Unless you’ve spent the last half-decade living out your days as some form of woodland hermit, you’re aware that Kyle Shanahan has a practically unparalleled offensive brilliance.
He’s one of the league’s greatest offensive minds, but his genius is especially apparent when it comes to the design of the run game, as despite suffering frequent injuries to quarterbacks, running backs, offensive skill players, and offensive linemen, the 49ers run game never stops churning.
So, with that in mind, what about Shanahan’s offense makes it so difficult to defend, and how does he put so much strain on the defense?
“I think if you look at it from a broader perspective, they do a lot of things [with their run game],” safety P.J. Locke said, during a locker room conversation on Thursday. “They do a lot of things, a lot of motion, and they come out in a lot of different personnels, a lot of different formations, and you got to get that narrowed down and kind of look at the small perspective of it and figure out what they’re doing in certain formations and then kind of narrow it down from there. But other than that, man, they just do a lot of stuff. And if you get caught up in trying to figure out what they’re trying to do in every situation, that’s when they got you.”
What Locke is highlighting is a consistent discussion point of the Kyle Shanahan offense. They can attack you in so many different ways and have such a wide variety of plays they can run at any time, as the motion aids their pursuit of favorable offensive looks.
“What makes it so difficult is the fact that they like getting to different formations, they move and they have jet motions, they have all this stuff to like, get you looking elsewhere,” Bradley Chubb said on Thursday. “And they also got great blockers when it comes to like the perimeter guy like [George] Kittle and Trent [Williams] and [Kyle] Juszczyk, all those guys can like bow up and block an edge defender if they need to, so I feel like just the combination of scheme and the players they have has been successful.”

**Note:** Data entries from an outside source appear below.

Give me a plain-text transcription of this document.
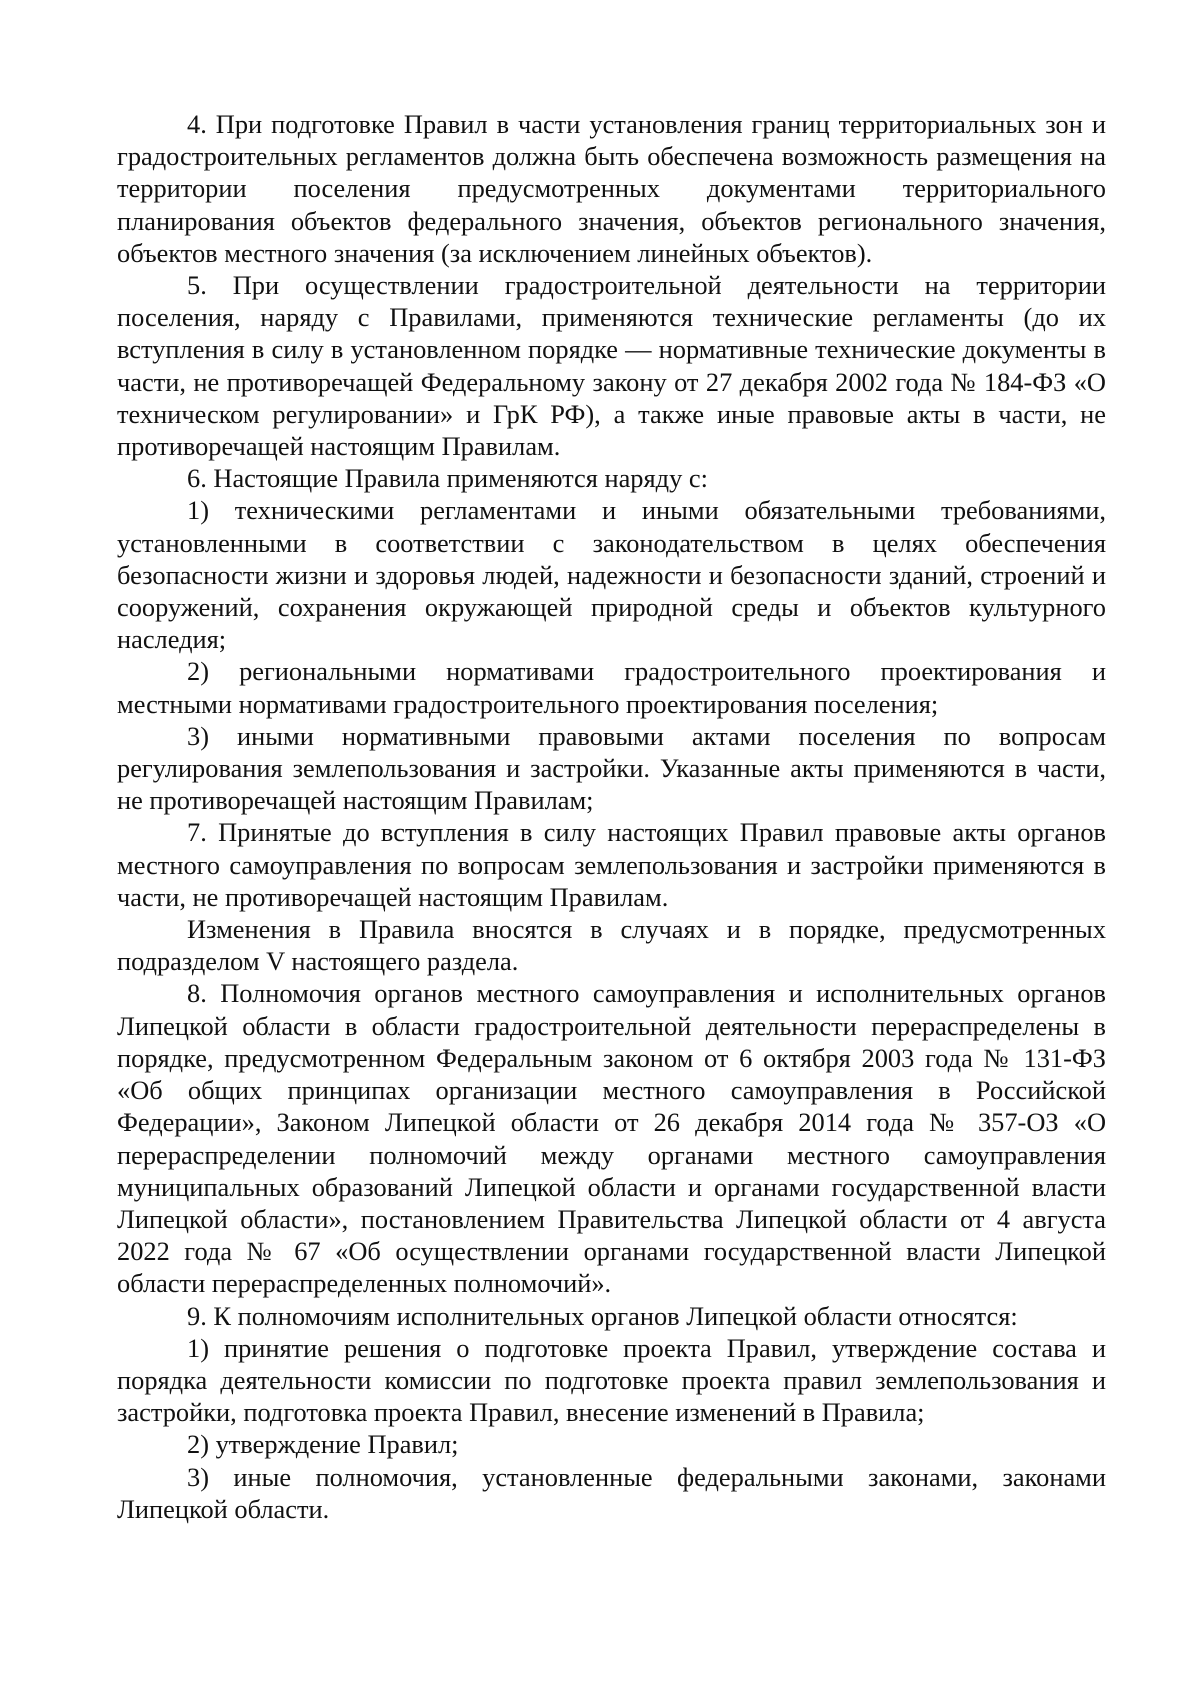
4. При подготовке Правил в части установления границ территориальных зон и градостроительных регламентов должна быть обеспечена возможность размещения на территории поселения предусмотренных документами территориального планирования объектов федерального значения, объектов регионального значения, объектов местного значения (за исключением линейных объектов).

5. При осуществлении градостроительной деятельности на территории поселения, наряду с Правилами, применяются технические регламенты (до их вступления в силу в установленном порядке — нормативные технические документы в части, не противоречащей Федеральному закону от 27 декабря 2002 года № 184-ФЗ «О техническом регулировании» и ГрК РФ), а также иные правовые акты в части, не противоречащей настоящим Правилам.

6. Настоящие Правила применяются наряду с:

1) техническими регламентами и иными обязательными требованиями, установленными в соответствии с законодательством в целях обеспечения безопасности жизни и здоровья людей, надежности и безопасности зданий, строений и сооружений, сохранения окружающей природной среды и объектов культурного наследия;

2) региональными нормативами градостроительного проектирования и местными нормативами градостроительного проектирования поселения;

3) иными нормативными правовыми актами поселения по вопросам регулирования землепользования и застройки. Указанные акты применяются в части, не противоречащей настоящим Правилам;

7. Принятые до вступления в силу настоящих Правил правовые акты органов местного самоуправления по вопросам землепользования и застройки применяются в части, не противоречащей настоящим Правилам.

Изменения в Правила вносятся в случаях и в порядке, предусмотренных подразделом V настоящего раздела.

8. Полномочия органов местного самоуправления и исполнительных органов Липецкой области в области градостроительной деятельности перераспределены в порядке, предусмотренном Федеральным законом от 6 октября 2003 года № 131-ФЗ «Об общих принципах организации местного самоуправления в Российской Федерации», Законом Липецкой области от 26 декабря 2014 года № 357-ОЗ «О перераспределении полномочий между органами местного самоуправления муниципальных образований Липецкой области и органами государственной власти Липецкой области», постановлением Правительства Липецкой области от 4 августа 2022 года № 67 «Об осуществлении органами государственной власти Липецкой области перераспределенных полномочий».

9. К полномочиям исполнительных органов Липецкой области относятся:

1) принятие решения о подготовке проекта Правил, утверждение состава и порядка деятельности комиссии по подготовке проекта правил землепользования и застройки, подготовка проекта Правил, внесение изменений в Правила;

2) утверждение Правил;

3) иные полномочия, установленные федеральными законами, законами Липецкой области.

Motions also force the defense to quickly shift and communicate, and those quick adjustments can lead to chaos the offense can then exploit.
This was underlined by Broncos’ star defensive lineman Dre’Mont Jones.
“A team that moves that much, it makes it hard to figure out where they’re going because they have so many different pieces, they can go either direction,” Jones said. “When a team gets set and still, it’s only a certain amount of plays they can do. So, it kind of limits a down when they’re not moving.”
The insane variety and complexity of looks was a consistent theme highlighted by the Denver Broncos defense when asked about the challenges of defending Kyle Shanahan’s offense, and the talent the 49ers possess on offense was another.
“Well, anytime you have a motion, it bumps a defense in certain areas, you know, they can motion one way — can be a jet motion one way and they can run back both away,” Locke said. “It can be a jet motion one way and they still run that way and they could get to the edge quicker and set the edge for the defense, when that’s really our (the defense’s) job. So they capture the edge, and that’s when you’re in trouble. So, it’s just different stuff like that, it’s just a bunch of motion, different type of run concepts, different type of pass concepts. So, kind of like I said, you got to narrow those things down and kind of slow the game down for you.”
Meanwhile, Dre’Mont Jones primarily focused on the talent of the 49ers’ offense.
“I think the biggest reason is the fact that they have a receiver and running back in one. In one person. Which is number 19,” Jones said of the challenges of facing Kyle Shanahan. “I think he expends that offense a lot.”
So what about that is so difficult to defend?
“Just the fact that he can run the ball, and he can catch the ball, and he winds up at No. 1 receiver, No. 2 receiver, No. 3 receiver,” Jones said in a jokingly nonchalant fashion. “I think he’s the most moving part of the offense.”
And what strain does all that movement and variety — a consistent theme that is emerging here — put on the defense, and the defensive linemen in particular?
“It doesn’t necessarily strain us, it more so just lets us know what we need to highlight,” Jones said. “So, he gets the ball a lot, and we know he has a higher chance to get the ball no matter where he lines up, and he’s dynamic when he [carries the ball], so we’ve got to make sure we key him. Our motto, as a D line, is, ‘setting a vertical edge isn’t vertical enough,’ because they’d like to stretch out to the sidelines and to the numbers. So we got to really just like do a good job of readjusting the line of scrimmage back as far as we can. So we can make [those runs] not bounce. We can cut it off and have our boys in the middle takeover.”
It will be exciting to see if this talented Broncos defense is up to the challenge of defending the offense of Kyle Shanahan on Sunday night.